The Federal Reserve can control the rate of economic growth by setting the Federal Funds Rate and the Discount Rate, which control what it costs to lend money between institutions, thereby affecting interest rates to consumers.

If that happens, area car dealers could get hit.

“Anytime you experience an interest rate hike, you are going to see the payment go up,” said John Hinson, general sales manager at McConnell Honda. “I hope it doesn’t happen. It will make a difference in the customers’ monthly payments.”

Other industries that rely heavily on financing also will feel the brunt of any interest rate hikes, such as commercial and residential real estate agencies.

There is one spot of good news, however, at least for people who are trying to sell their mid-sized or compact sedans. As the price of gas has skyrocketed in recent months, many SUVs on the market have seen reduced demand. The value of used mid-sized and compact sedans, conversely, actually increased.

Bob Williams, who calls himself “the guy who pays the bills and sweeps the floors” at Family Auto Sales in Montgomery, said the prices of used compacts at the weekly car auctions in the area have increased.

“We are experiencing a big increase with people trading in their larger SUVs for these Honda Civics,” Hinson said. “The biggest trend took place right when we had our little gas interruption after Katrina, and it woke a lot of people up.”
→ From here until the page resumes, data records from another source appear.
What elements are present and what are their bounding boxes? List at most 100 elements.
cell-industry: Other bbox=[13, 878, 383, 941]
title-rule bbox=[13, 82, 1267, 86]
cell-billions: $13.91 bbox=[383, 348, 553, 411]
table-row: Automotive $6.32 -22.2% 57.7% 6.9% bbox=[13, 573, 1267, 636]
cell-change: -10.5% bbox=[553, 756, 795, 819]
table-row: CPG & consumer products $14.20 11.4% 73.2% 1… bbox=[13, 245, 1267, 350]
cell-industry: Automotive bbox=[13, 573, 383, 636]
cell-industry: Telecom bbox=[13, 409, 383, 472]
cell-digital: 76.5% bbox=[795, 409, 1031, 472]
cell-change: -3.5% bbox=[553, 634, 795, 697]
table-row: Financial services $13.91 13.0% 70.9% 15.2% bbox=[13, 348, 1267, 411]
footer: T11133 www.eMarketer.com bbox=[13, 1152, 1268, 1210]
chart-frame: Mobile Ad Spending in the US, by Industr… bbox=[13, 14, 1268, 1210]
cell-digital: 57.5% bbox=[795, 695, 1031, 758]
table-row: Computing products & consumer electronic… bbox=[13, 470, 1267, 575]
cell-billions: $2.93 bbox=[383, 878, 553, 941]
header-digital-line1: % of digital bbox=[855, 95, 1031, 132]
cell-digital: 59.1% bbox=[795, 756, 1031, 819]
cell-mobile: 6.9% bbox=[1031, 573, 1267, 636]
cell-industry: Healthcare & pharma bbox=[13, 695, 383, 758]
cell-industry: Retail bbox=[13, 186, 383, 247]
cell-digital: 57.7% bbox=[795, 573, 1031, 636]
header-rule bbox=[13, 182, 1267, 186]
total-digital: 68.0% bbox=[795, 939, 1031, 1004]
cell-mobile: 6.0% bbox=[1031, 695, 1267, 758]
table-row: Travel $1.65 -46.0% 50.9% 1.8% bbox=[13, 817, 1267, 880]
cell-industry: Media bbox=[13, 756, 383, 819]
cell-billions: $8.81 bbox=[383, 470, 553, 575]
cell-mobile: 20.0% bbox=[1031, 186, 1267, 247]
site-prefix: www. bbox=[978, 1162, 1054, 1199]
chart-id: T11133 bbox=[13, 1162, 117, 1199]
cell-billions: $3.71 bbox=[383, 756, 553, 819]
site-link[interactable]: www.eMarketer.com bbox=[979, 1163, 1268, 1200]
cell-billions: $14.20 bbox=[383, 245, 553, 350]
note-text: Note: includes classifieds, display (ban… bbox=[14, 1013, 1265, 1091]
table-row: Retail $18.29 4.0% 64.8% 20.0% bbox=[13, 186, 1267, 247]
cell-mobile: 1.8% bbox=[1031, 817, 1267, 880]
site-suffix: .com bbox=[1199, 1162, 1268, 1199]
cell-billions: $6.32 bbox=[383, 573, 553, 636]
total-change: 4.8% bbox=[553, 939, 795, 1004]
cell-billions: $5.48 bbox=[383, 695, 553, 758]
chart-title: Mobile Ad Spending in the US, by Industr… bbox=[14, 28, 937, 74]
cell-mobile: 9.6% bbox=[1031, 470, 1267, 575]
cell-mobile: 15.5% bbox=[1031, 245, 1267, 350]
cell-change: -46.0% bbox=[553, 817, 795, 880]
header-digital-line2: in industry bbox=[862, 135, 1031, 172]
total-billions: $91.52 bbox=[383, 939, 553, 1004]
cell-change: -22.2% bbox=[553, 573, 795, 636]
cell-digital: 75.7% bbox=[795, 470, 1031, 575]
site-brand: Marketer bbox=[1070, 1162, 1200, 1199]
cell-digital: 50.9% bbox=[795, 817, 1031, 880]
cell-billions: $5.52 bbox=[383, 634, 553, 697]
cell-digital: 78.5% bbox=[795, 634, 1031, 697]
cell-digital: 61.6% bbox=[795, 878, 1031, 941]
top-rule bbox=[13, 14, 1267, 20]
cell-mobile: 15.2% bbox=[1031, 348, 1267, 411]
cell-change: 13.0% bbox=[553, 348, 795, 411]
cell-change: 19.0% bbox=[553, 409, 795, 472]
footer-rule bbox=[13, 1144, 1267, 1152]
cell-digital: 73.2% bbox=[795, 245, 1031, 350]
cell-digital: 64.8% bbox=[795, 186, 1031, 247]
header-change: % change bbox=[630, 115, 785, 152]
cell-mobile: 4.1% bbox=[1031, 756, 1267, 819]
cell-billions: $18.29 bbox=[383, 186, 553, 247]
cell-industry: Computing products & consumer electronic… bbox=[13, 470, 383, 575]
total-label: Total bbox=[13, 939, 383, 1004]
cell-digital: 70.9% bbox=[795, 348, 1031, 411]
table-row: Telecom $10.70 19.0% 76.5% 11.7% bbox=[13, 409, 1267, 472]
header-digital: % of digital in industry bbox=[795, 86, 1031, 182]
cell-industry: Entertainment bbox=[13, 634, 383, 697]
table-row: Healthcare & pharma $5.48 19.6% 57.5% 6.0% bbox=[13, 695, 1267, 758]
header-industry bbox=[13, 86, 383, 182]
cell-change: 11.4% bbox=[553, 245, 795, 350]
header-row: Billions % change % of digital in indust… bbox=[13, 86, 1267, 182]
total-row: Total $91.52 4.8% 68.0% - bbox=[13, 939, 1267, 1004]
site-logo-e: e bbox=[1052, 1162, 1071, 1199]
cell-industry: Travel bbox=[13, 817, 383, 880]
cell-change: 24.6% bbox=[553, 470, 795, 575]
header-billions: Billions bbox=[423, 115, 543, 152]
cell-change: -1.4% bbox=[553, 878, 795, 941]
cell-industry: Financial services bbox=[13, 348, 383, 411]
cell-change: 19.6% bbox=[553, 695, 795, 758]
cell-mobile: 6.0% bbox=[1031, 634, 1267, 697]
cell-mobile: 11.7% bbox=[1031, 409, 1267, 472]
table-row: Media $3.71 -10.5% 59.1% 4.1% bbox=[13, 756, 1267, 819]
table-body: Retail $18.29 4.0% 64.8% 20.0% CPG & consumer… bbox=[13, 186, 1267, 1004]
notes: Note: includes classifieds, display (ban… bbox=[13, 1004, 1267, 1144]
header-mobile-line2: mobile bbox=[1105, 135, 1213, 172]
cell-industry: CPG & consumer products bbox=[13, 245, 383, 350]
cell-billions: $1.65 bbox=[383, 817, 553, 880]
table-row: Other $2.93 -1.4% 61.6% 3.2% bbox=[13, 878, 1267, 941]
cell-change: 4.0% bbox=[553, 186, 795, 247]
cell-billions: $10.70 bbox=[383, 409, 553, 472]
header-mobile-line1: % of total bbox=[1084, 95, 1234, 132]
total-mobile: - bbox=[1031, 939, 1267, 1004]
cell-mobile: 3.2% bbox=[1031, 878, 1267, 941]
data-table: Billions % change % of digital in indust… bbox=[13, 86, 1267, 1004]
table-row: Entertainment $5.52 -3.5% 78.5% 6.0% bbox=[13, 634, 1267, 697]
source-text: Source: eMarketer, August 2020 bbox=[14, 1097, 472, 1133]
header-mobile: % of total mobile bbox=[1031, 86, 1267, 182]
Hybrid vehicles are in strong demand, Hinson said, but economists say there aren’t enough of them to understand how much real, marketwide demand exists. Hybrids get extremely good gas mileage by combining gas and electric engines into one car.

“There is, honestly, not enough nickel to produce hybrid vehicles en masse,” Wachovia economist Jason Schenker wrote in an October release. Nickel is used in hybrid batteries.

One analyst said the gas problems America is facing today are a direct result of faulty projections from the Energy Information Administration, the U.S. agency that projects energy prices.

“Those rocket scientists from the Energy Information Administration — the people who are supposed to protect us from these things — were projecting that oil was going to remain at $20 a barrel until hell froze over,” said John Pike, director of the Alexandria, Va.-based think tank Globalsecurity.org.

Pike refers to the Annual Energy Outlook 1999 report produced by the EIA, which projected that oil prices — unadjusted for inflation — would rise only to $22.73 per barrel by 2020. On Thursday, the price of oil futures on the New York Mercantile Exchange was about $63 per barrel.

This is significant, Pike said, because certain oil fields around the world — such as the Gulf of Guinea off Africa — weren’t tapped because the projected price of oil was too low to make drilling cost effective. The low projections thwarted the future supply of oil, Pike said.

Unless worldwide oil consumption drops, the prices probably will stay elevated for some time, analysts say. Consumption reduction, however, is highly unlikely with the strong growth in overseas economies and diminishing natural resources.

“The thing that is certain is that prices are going to continue to go up, and at some point in the next several decades, supply is going to start to go down,” Pike said. “The proposition that we are eventually going to have to replace gasoline with something else — that’s not an if, that’s a when.”